9.  Cambria Steel/Patrick J. Coll House - 114 Clarion Street

         Built before 1907 by the Iron Company, this house was probably used as a rental property before it was sold to Coll, who had moved up from clerk to foreman.  It was converted to add an apartment during the Depression years.  More recently it has been returned to a single-family residence.  Note the fine leaded glass in several window transoms, and the Palladian style windows in each gable end.

    

10.  Evan Lloyd House I - 926 Bucknell Avenue

          Built between 1907 and 1913.  Lloyd, a local contractor who originally lived on Greene Street, purchased this double lot from the estate of an earlier owner.  It features a projecting second story bay with pedimented gable.

     

Wyoming and Lehigh Street

In addition to the lots that were sold by the Cambria Iron Company to its management and skilled workers, the organization built a series of "tenement" houses for its laborers.  These ten buildings cost $955.62 apiece when built around 1891, and rented for $6 a month.  According to 1911 records, the Iron Company owned nine properties along Lehigh Street that rented for $7 a month for five rooms and offered water and an indoor toilet.  On the same street, there were also the seven properties that rented for $8 a month for six rooms with water, gas and indoor toilet.

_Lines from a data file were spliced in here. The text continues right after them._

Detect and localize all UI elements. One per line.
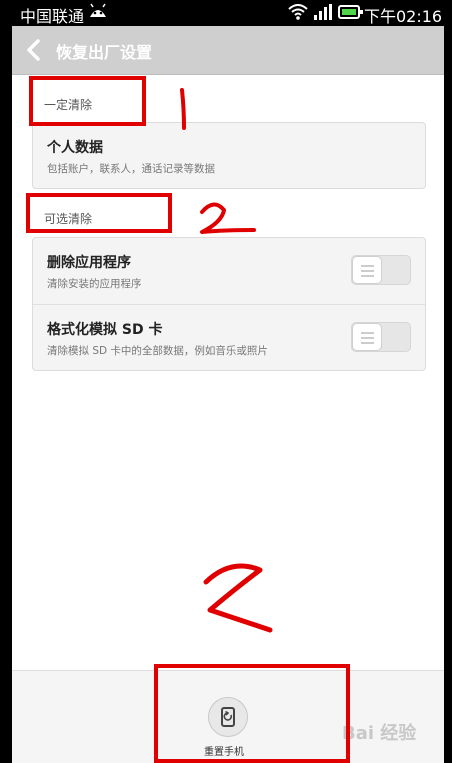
format-sd-toggle[interactable] bbox=[351, 322, 411, 352]
annotation-mark-2 bbox=[200, 202, 256, 234]
factory-reset-screen: 恢复出厂设置 一定清除 个人数据 包括账户，联系人，通话记录等数据 可选清除 删… bbox=[12, 26, 444, 763]
item-description: 清除模拟 SD 卡中的全部数据，例如音乐或照片 bbox=[47, 345, 268, 357]
annotation-box-2 bbox=[26, 193, 172, 233]
status-bar: 中国联通 下午02:16 bbox=[0, 0, 452, 26]
back-arrow-icon[interactable] bbox=[22, 38, 46, 62]
toggle-knob bbox=[352, 323, 382, 351]
item-title: 删除应用程序 bbox=[47, 255, 131, 271]
clock: 下午02:16 bbox=[364, 7, 443, 26]
annotation-box-3 bbox=[154, 664, 350, 763]
optional-card: 删除应用程序 清除安装的应用程序 格式化模拟 SD 卡 清除模拟 SD 卡中的全… bbox=[32, 237, 426, 371]
item-title: 个人数据 bbox=[47, 140, 103, 156]
list-item-format-sd[interactable]: 格式化模拟 SD 卡 清除模拟 SD 卡中的全部数据，例如音乐或照片 bbox=[33, 305, 425, 371]
item-title: 格式化模拟 SD 卡 bbox=[47, 322, 163, 338]
toggle-knob bbox=[352, 256, 382, 284]
item-description: 包括账户，联系人，通话记录等数据 bbox=[47, 163, 215, 175]
wifi-icon bbox=[288, 4, 308, 20]
item-description: 清除安装的应用程序 bbox=[47, 278, 142, 290]
android-notification-icon bbox=[90, 3, 106, 17]
annotation-box-1 bbox=[29, 76, 146, 126]
signal-icon bbox=[314, 4, 332, 20]
required-card: 个人数据 包括账户，联系人，通话记录等数据 bbox=[32, 122, 426, 189]
delete-apps-toggle[interactable] bbox=[351, 255, 411, 285]
battery-icon bbox=[338, 5, 363, 19]
carrier-name: 中国联通 bbox=[20, 7, 85, 26]
list-item-delete-apps[interactable]: 删除应用程序 清除安装的应用程序 bbox=[33, 238, 425, 304]
annotation-mark-1 bbox=[180, 88, 186, 130]
page-title: 恢复出厂设置 bbox=[56, 43, 153, 62]
title-bar: 恢复出厂设置 bbox=[12, 26, 444, 75]
annotation-mark-3 bbox=[203, 563, 273, 633]
watermark: Bai 经验 bbox=[342, 723, 417, 744]
list-item-personal-data[interactable]: 个人数据 包括账户，联系人，通话记录等数据 bbox=[33, 123, 425, 189]
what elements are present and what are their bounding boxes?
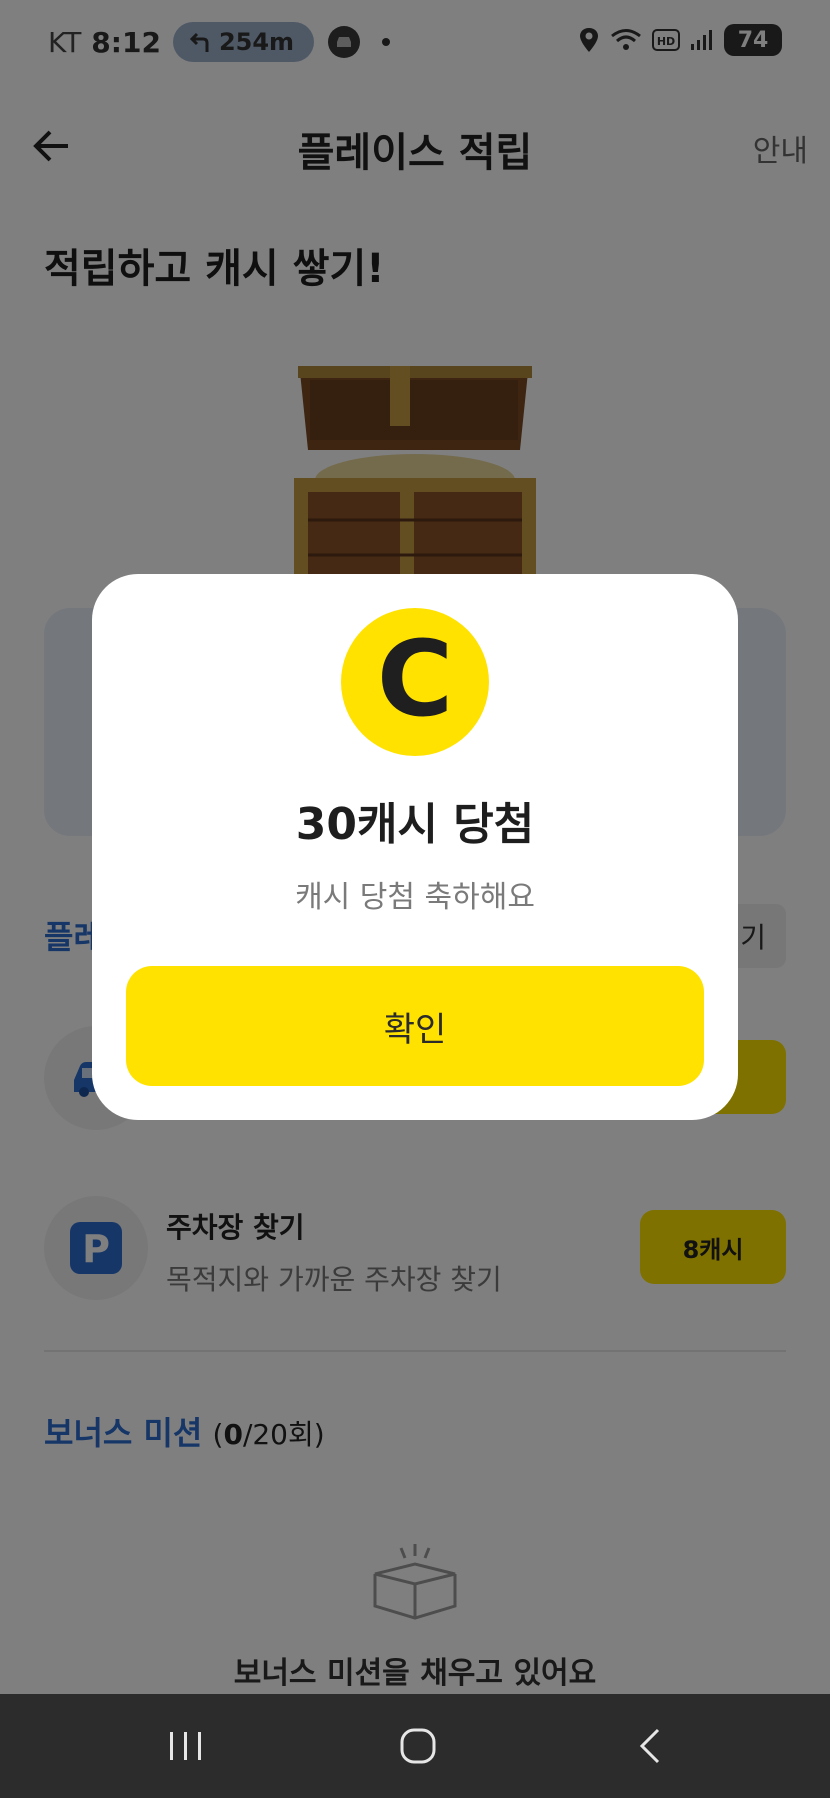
recent-apps-button[interactable] xyxy=(156,1716,216,1776)
coin-letter: C xyxy=(376,618,454,740)
cash-coin-icon: C xyxy=(341,608,489,756)
system-nav-bar xyxy=(0,1694,830,1798)
home-icon xyxy=(400,1728,436,1764)
recent-apps-icon xyxy=(170,1732,201,1760)
confirm-button[interactable]: 확인 xyxy=(126,966,704,1086)
back-nav-button[interactable] xyxy=(620,1716,680,1776)
dialog-title: 30캐시 당첨 xyxy=(295,799,535,850)
home-button[interactable] xyxy=(388,1716,448,1776)
back-chevron-icon xyxy=(639,1728,660,1764)
reward-result-dialog: C 30캐시 당첨 캐시 당첨 축하해요 확인 xyxy=(92,574,738,1120)
dialog-subtitle: 캐시 당첨 축하해요 xyxy=(295,880,535,915)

11.  Cambria Iron/Wm. H. Wagner House - 216-218 Wyoming Street

          Built in 1891, this is one of seven Cambria Iron double houses used as rental properties.  John Wagner, a laborer moved here with his family in 1905 from East Conemaugh.  He rented the housed until 1915, when William Wagner, a laborer and presumably a relative of John, bought the house.  The original kitchens in these homes were one story shed-roofed structures attached to the back.  Later additions and porches on the back concealed these original rooms.

12.  Cambria Iron/Wm. and Lottie Grubb House - 144 Wyoming Street

          One of the Cambria Iron tenements.  Rental records aren't available on this house, but William Grubb, a mill hand who originally lived on Clarion Street, became a crane operator and moved into the house in 1922 with his wife.

     

13.  Cambria Iron/Ira L. Potter House - 132 Wyoming Street

          Once of the Cambria Iron tenements.  Ira Potter, a laborers, bought the home in 1916 for $1,800 and sold it to a machinist in 1927 for $2,400.  Most of these wood framed iron company houses were of tall, narrow proportions.

14.  Cambria Iron/Robson House - 117-119 Wyoming Street

          Built in 1891, this is one of seven double houses the Iron Company built as rental units.  These rented for $8 per side.  Most were eventually purchased by tenants as this one was: it was bought from the Iron Company by Hannah Robson in 1920 for $925.  This is wood-framed and wood shingled like the other Iron Company homes.

15.  Cambria Iron/James Woods House - 18 Wyoming Street

          One of the Cambria Iron tenements.  According tot he 1889 city directory, the first occupant was L.T. Reed, a mill hand.  Other mill hands and day laborers occupied the house over the years.  One was Woods, a machinist who began renting in 1910 and eventually bought the house.

16.  Cambria Iron/Wise House - 42 Lehigh Street

          Another of the Cambria Iron tenements, built between 1889 and 1891.  The first tenement was Joseph Locker, a coal miner of German descent.  In 1932 it was bought from the Cambria Steel Co. by Louis Wise, a machinist.

17.  Cambria Iron/R.S. Jordan House - 59 Lehigh Street

          One of the Cambria Iron tenements.  R.S. Jordan, a laborers bought the house in 1921 from Cambria Steel Co. for $2,000, but it had been rented by various laborers in the Iron Company since it was first built ca. 1890.

18.  John H. Allendorfer House - 834-836 Edgehill Drive

          Built in 1901.  Allendorfer was a foreman for the Cambria Iron Company.  Little has been altered in this home's exterior.  It looks much like it did when built.  It features a hipped roof with many gables: one of them has a lunette window while another has a highly ornamented Palladian style window.